Iranian hackers have gained access to U.S. industrial companies’ computer networks in the past, Lee told me, but there’s no public evidence they’ve launched destructive hacks once they’re in there.
Hultquist made a similar point on Twitter:
“Of course these actors will also be conducting cyber espionage on government and military targets now. We saw a spike in activity during tensions last summer that NSA publicly indicated was probably designed to understand policy maker thinking. . . .
“Another facet of the Iranian cyberthreat is the cyberattack (disruptive/destructive) capability posed by Iran. Will they cripple our society? I highly doubt it. Could they score some major blows against individual companies and maybe even the US sense of security? Absolutely.”
Government officials are also sounding alarms. Just hours after Friday’s U.S. airstrike that killed Soleimani, the Department of Homeland Security’s top cybersecurity official, Chris Krebs, warned U.S. businesses to raise their defenses against Iranian hacks. He wrote on Twitter:
“Given recent developments, re-upping our statement from the summer. Bottom line: time to brush up on Iranian TTPs and pay close attention to your critical systems, particularly ICS. Make sure you’re also watching third party accesses!”
By Saturday evening, Krebs’s agency was also monitoring the hack of a minor government website run by the Government Publishing Office, which was defaced with propaganda for Iran’s Islamic Revolutionary Guard Corps. There’s no confirmation tracing the hack to the Iranian government, agency spokeswoman Sara Sendek said.
Sen. Gary Peters of Michigan, the top Democrat on the Homeland Security Committee, also urged DHS to ramp up preparations for an Iranian cyberattack and called on the White House to brief Congress on its plans.
Tensions ratcheted up dramatically over the weekend with Iran suspending its commitments under the 2015 nuclear deal. Trump warned that if Iran took military action against the U.S., he would target Iranian cultural sites, which would constitute a war crime under international law.
Iran may want to delay any damaging cyberattacks until it’s clear how far the conflict will escalate, experts say. That’s especially likely because most highly damaging cyberattacks require months of advance work to surreptitiously break into a company’s computer networks – and attackers can only strike once before they’re discovered and kicked out.
“Iran will definitely use everything they have at their disposal eventually, but I don’t think a major cyberattack right this second makes sense,” Jake Williams, founder of the cybersecurity company Rendition Infosec and a former National Security Agency official told me. “Every piece of malware Iran uses now removes a bullet they can fire later to have a greater effect.”
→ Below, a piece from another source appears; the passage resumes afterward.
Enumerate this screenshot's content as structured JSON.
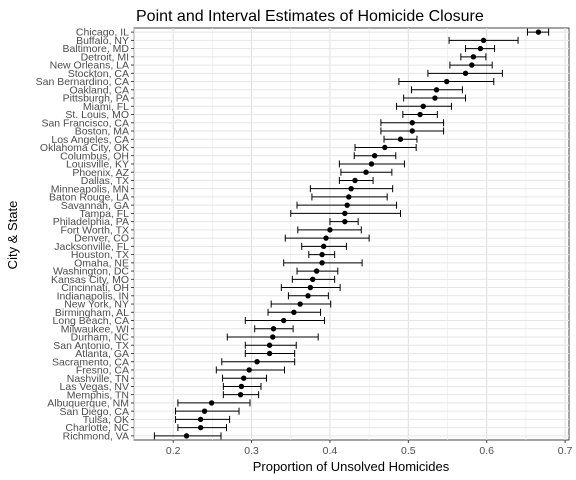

There’s also a possibility, however, that Iran will be extra careful about crossing red lines with a cyberattack out of fear the Trump administration will retaliate much more aggressively than expected.
The Obama administration was wary of escalating hacking conflicts or of responding with military force, preferring to rely on indictments, sanctions and diplomatic tools. The Trump administration, however, has been much less predictable. Already on Sunday, Trump was warning that his administration might respond to Iranian attacks “in a disproportionate manner” – another possible violation of international law.
“All the lines are completely obliterated with this administration, and you don’t know how they’re going to react,” said Tony Cole, chief technology officer at Attivo Networks. “So [Iran] is going to have to tread carefully.”